Stanford University geophysicist Paul Segall agrees that "there's a confluence of a lot of things going on that should improve our ability to make predictions in the next 10 years." He notes that satellites can pick up millimeter-size changes in a volcano's surface that indicate magma build up. Other scientists described how portable seismic instruments can radio data with which computers create three-dimensional images of a volcano's chambers. The global-positioning-satellite navigation system can detect bulging ground. Gas "sniffers" can monitor telltale chemical changes in volcano breath.

Prevention is doable

Put all this together over the next decade, and "unlike earthquake prediction, we can actually do something about volcanoes," Dr. Segall says. Fink adds that, while forecasters had only 3 months warning of the Mt. St. Helens eruption, he hopes for 6 months to a year of eruption warning by 2010.

But there's a caveat.

Fink noted that, in the United States, the know-how to put scientific knowledge to practical use is embodied largely in US Geological Survey (USGS) experts. Many of these are due to retire over the next decade with no replacements in sight. Asked about this again last week, Fink said he thinks "this is a real issue." He explained that "we need to get young people into the program ... to gain experience working with the older people." Otherwise valuable expertise will be lost.

Yet young seismologists see better career prospects in academia or industry. As memory of Mt. St. Helens fades, Fink considers the lack of national commitment to a strong volcanology program that can attract talent to be one of the biggest volcano risks the US now faces.

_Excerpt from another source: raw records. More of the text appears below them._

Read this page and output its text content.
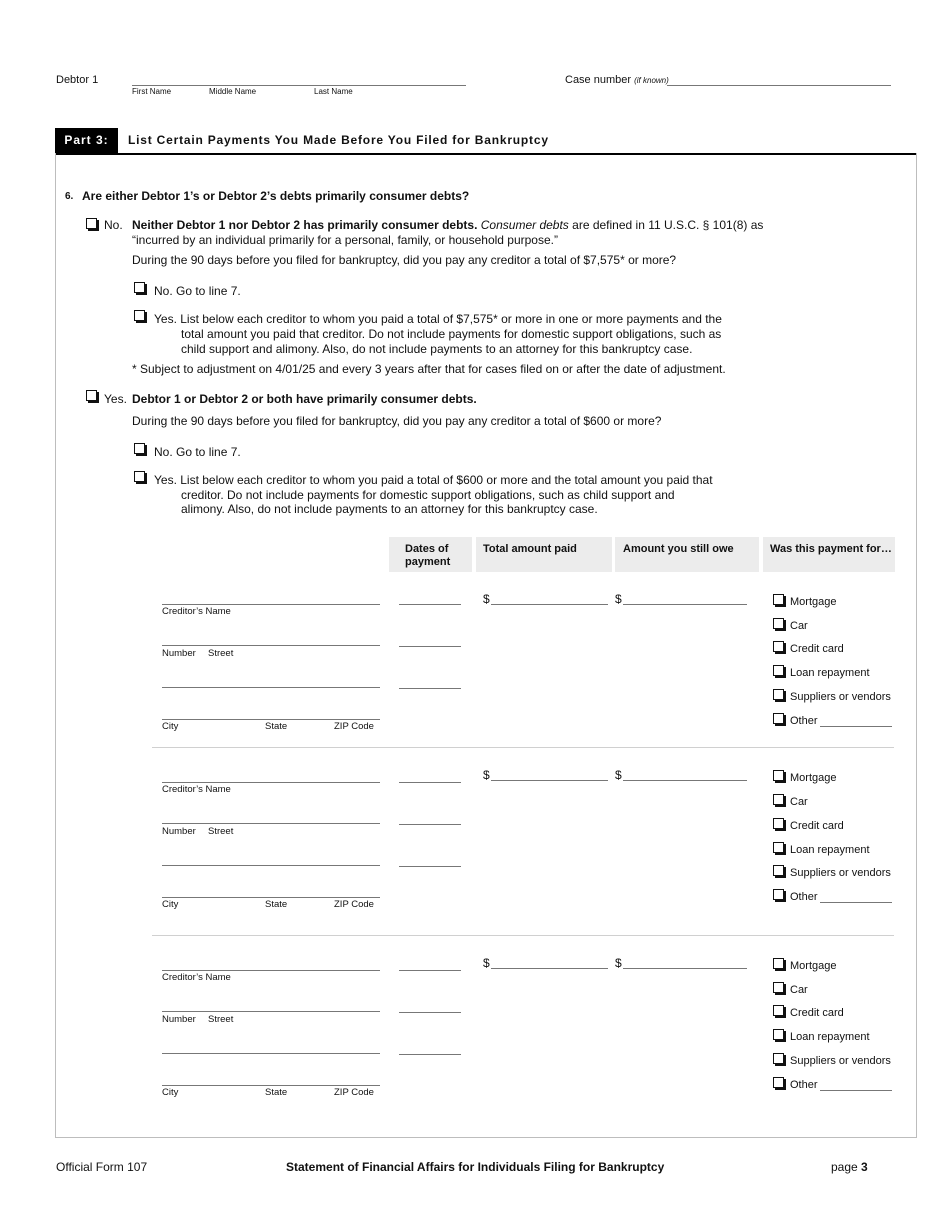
Debtor 1
First Name	Middle Name	Last Name
Case number (if known)
Part 3:	List Certain Payments You Made Before You Filed for Bankruptcy
6. Are either Debtor 1’s or Debtor 2’s debts primarily consumer debts?
No. Neither Debtor 1 nor Debtor 2 has primarily consumer debts. Consumer debts are defined in 11 U.S.C. § 101(8) as
“incurred by an individual primarily for a personal, family, or household purpose.”
During the 90 days before you filed for bankruptcy, did you pay any creditor a total of $7,575* or more?
No. Go to line 7.
Yes. List below each creditor to whom you paid a total of $7,575* or more in one or more payments and the
total amount you paid that creditor. Do not include payments for domestic support obligations, such as
child support and alimony. Also, do not include payments to an attorney for this bankruptcy case.
* Subject to adjustment on 4/01/25 and every 3 years after that for cases filed on or after the date of adjustment.
Yes. Debtor 1 or Debtor 2 or both have primarily consumer debts.
During the 90 days before you filed for bankruptcy, did you pay any creditor a total of $600 or more?
No. Go to line 7.
Yes. List below each creditor to whom you paid a total of $600 or more and the total amount you paid that
creditor. Do not include payments for domestic support obligations, such as child support and
alimony. Also, do not include payments to an attorney for this bankruptcy case.
Dates of
payment
Total amount paid	Amount you still owe	Was this payment for…
Creditor’s Name
Number Street
City	State	ZIP Code
$	$	Mortgage
Car
Credit card
Loan repayment
Suppliers or vendors
Other
Creditor’s Name
Number Street
City	State	ZIP Code
$	$	Mortgage
Car
Credit card
Loan repayment
Suppliers or vendors
Other
Creditor’s Name
Number Street
City	State	ZIP Code
$	$	Mortgage
Car
Credit card
Loan repayment
Suppliers or vendors
Other
Official Form 107	Statement of Financial Affairs for Individuals Filing for Bankruptcy	page 3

Waverly Person, chief of the USGS National Earthquake Information Center in Golden, Colo., also sees lack of public commitment as a significant environmental risk. He explained in a telephone interview that this has not shown up as a shortage of replacement personnel in USGS seismology "at this time." However, it is often reflected in public reluctance to embody seismic scientific knowledge in strict building codes and local zoning.

Unlike volcanologists, seismologists don't expect to be able to predict specific quakes in specific areas in the foreseeable future. They can, however, map earthquake hazards region by region and town by town.

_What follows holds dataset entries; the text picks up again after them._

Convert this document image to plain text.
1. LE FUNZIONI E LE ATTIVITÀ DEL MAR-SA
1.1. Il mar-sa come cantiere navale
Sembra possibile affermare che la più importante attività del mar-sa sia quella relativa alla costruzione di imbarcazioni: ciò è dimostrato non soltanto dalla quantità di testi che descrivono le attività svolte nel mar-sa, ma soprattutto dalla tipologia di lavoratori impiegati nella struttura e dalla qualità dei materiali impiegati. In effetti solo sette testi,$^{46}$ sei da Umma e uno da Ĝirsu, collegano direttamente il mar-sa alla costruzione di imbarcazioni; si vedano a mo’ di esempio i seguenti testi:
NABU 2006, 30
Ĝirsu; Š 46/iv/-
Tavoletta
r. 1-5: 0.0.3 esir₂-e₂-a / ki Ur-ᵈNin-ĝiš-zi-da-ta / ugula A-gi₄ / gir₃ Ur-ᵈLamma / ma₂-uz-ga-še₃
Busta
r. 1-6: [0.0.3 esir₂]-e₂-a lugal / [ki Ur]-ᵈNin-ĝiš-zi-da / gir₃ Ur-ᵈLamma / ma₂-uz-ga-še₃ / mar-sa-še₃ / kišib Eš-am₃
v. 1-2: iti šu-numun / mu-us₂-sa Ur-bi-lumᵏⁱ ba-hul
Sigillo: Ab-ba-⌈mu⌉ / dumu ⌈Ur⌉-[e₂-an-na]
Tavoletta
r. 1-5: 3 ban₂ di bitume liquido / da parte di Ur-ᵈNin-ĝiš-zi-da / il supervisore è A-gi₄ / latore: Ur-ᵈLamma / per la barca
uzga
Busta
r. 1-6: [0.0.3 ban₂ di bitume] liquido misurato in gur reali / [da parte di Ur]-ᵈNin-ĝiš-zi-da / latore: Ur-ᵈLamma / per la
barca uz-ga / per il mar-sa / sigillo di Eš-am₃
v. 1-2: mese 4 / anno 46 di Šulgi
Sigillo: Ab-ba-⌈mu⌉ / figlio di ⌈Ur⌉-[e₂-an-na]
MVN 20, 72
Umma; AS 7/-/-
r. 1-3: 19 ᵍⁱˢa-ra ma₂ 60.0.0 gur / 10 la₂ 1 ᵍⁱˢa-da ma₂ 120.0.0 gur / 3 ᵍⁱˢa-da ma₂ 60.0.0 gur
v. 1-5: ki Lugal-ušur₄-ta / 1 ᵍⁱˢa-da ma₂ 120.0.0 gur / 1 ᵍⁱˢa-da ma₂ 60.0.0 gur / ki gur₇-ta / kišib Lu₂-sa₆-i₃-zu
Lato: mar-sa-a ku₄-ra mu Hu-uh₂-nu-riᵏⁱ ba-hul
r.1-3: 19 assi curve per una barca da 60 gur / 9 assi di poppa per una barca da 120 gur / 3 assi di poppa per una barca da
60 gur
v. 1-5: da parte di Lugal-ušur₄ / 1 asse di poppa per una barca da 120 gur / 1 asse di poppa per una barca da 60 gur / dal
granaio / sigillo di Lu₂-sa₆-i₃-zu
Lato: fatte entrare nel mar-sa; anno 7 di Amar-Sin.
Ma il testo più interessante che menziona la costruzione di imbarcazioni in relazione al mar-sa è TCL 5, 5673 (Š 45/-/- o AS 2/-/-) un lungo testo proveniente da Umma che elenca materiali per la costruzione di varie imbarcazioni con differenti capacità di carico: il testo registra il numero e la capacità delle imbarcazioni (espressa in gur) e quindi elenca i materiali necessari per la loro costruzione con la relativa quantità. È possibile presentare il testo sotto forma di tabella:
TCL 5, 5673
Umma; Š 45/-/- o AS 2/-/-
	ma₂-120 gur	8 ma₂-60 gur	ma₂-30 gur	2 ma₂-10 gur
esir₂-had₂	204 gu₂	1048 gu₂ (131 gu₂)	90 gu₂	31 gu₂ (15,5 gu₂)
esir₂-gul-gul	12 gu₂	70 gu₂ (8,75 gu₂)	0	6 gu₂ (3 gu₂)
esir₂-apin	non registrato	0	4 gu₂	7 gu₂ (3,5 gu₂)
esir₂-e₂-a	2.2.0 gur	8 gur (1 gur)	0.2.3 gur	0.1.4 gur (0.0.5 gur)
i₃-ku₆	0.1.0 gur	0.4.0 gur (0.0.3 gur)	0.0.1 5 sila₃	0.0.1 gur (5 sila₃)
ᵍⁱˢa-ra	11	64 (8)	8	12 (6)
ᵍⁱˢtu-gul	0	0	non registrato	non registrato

Earthquake destruction "is a risk we can control," Dr. Person says.

But, he adds, "It's slow to get people into it" unless they're constantly reminded of the danger. Quake-resistant building is expensive. In California, they're true believers and willing to pay the price. It's a different story in the New Madrid Seismic Zone along the Mississippi River through Arkansas, Missouri, and Tennessee.

That region hasn't been badly shaken since the 1811-12 quakes reversed the course of the Mississippi and rang church bells more than 750 miles away in Boston. Nearly two centuries of seismic peace have bred complacency in what seismologists consider a high-risk zone. The exact degree of risk is unknown.

No catastrophic quake

There is good geological evidence that several strong quakes have occurred in the New Madrid zone over the past 2,000 years. Peggy Cuccione at the University of Arkansas and several colleagues studied slippage along a portion of the zone a few years ago. They concluded that the risk of a major event may be higher than has been thought.

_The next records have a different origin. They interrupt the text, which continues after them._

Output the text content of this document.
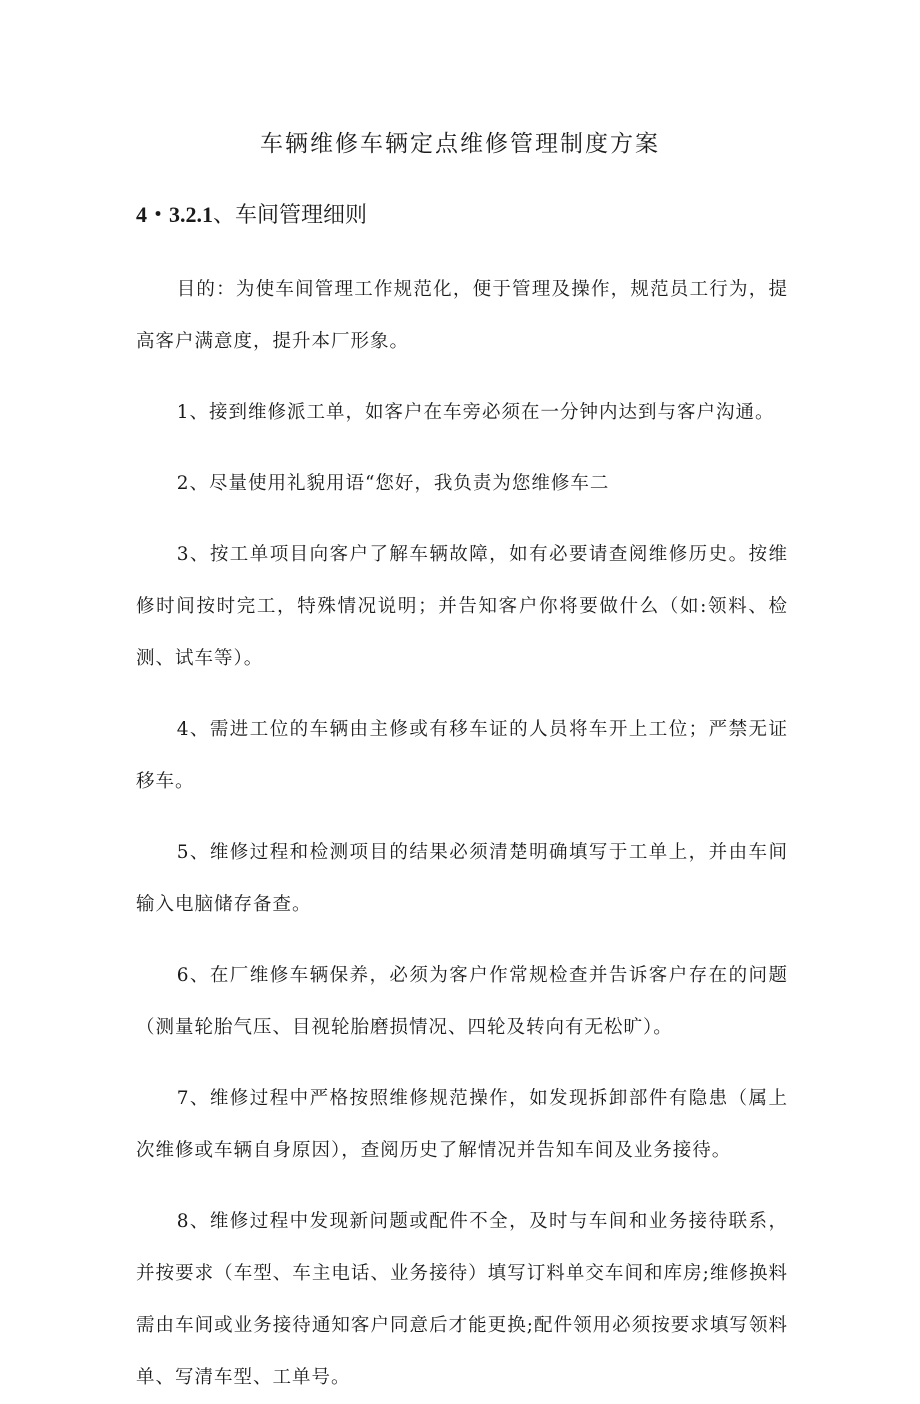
车辆维修车辆定点维修管理制度方案
4・3.2.1、车间管理细则

目的：为使车间管理工作规范化，便于管理及操作，规范员工行为，提高客户满意度，提升本厂形象。

1、接到维修派工单，如客户在车旁必须在一分钟内达到与客户沟通。

2、尽量使用礼貌用语“您好，我负责为您维修车二

3、按工单项目向客户了解车辆故障，如有必要请查阅维修历史。按维修时间按时完工，特殊情况说明；并告知客户你将要做什么（如:领料、检测、试车等）。

4、需进工位的车辆由主修或有移车证的人员将车开上工位；严禁无证移车。

5、维修过程和检测项目的结果必须清楚明确填写于工单上，并由车间输入电脑储存备查。

6、在厂维修车辆保养，必须为客户作常规检查并告诉客户存在的问题（测量轮胎气压、目视轮胎磨损情况、四轮及转向有无松旷）。

7、维修过程中严格按照维修规范操作，如发现拆卸部件有隐患（属上次维修或车辆自身原因），查阅历史了解情况并告知车间及业务接待。

8、维修过程中发现新问题或配件不全，及时与车间和业务接待联系，并按要求（车型、车主电话、业务接待）填写订料单交车间和库房;维修换料需由车间或业务接待通知客户同意后才能更换;配件领用必须按要求填写领料单、写清车型、工单号。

Yet Joseph Engeln at the University of Missouri-Columbia and colleagues reached a different conclusion after studying current movement along the New Madrid fault using the global positioning system. They consider a very large, magnitude 8.0, quake unlikely for several thousand years. That's cold comfort. They also see the possibility that a smaller magnitude 6.0 quake - large enough to cause substantial damage - could occur in the near future.

Dr. Person says the bottom line is that, given the development of the region over the past two centuries, even a moderate quake could be a disaster to an unprepared community in the New Madrid region. He explains that seismologists will persist in getting out the word. It's up to the local communities to translate that into effective and, admittedly, more-expensive building codes.

Meanwhile, tsunamis, often misnamed tidal waves, are challenging a different kind of complacency. Bathers along southern California who haven't given a thought to these giant waves should think again. Scientists had thought tsunamis occur rarely and are generally triggered remotely. Nations rely on an efficient Pacific-wide alert system to give timely warnings. Costas Synolakis from the University of Southern California at Los Angeles told the geophysics meeting that scientists have changed their minds. He said they now believe that "tsunamis are more common than we had thought and they can strike with only a few minutes' warning."

Several research teams reported that many giant waves are caused locally by offshore underwater landslides. Earthquakes can trigger the the slides. Ground water oozing through underwater sediment banks can also cause slumping. Garry Greene from the Monterey Bay Aquarium Research Institute showed maps of at least two slope failures in the central Santa Barbara channel.

Mandatory: manage risk

This is a new risk to be managed. A wall of water up to 50 feet high sweeping over a highly developed coastline could be devastating. Scientists reporting the danger said that local warning systems could be established that would give bathers and beach house residents the few minutes they would need to escape to higher ground. Zoning codes can be reviewed to preclude building in areas tsunamis might reach.

As with other natural hazards over which humans have no control, geophysicists consider this latest addition to the list as another opportunity to turn alertness to danger into action to reduce avoidable risk.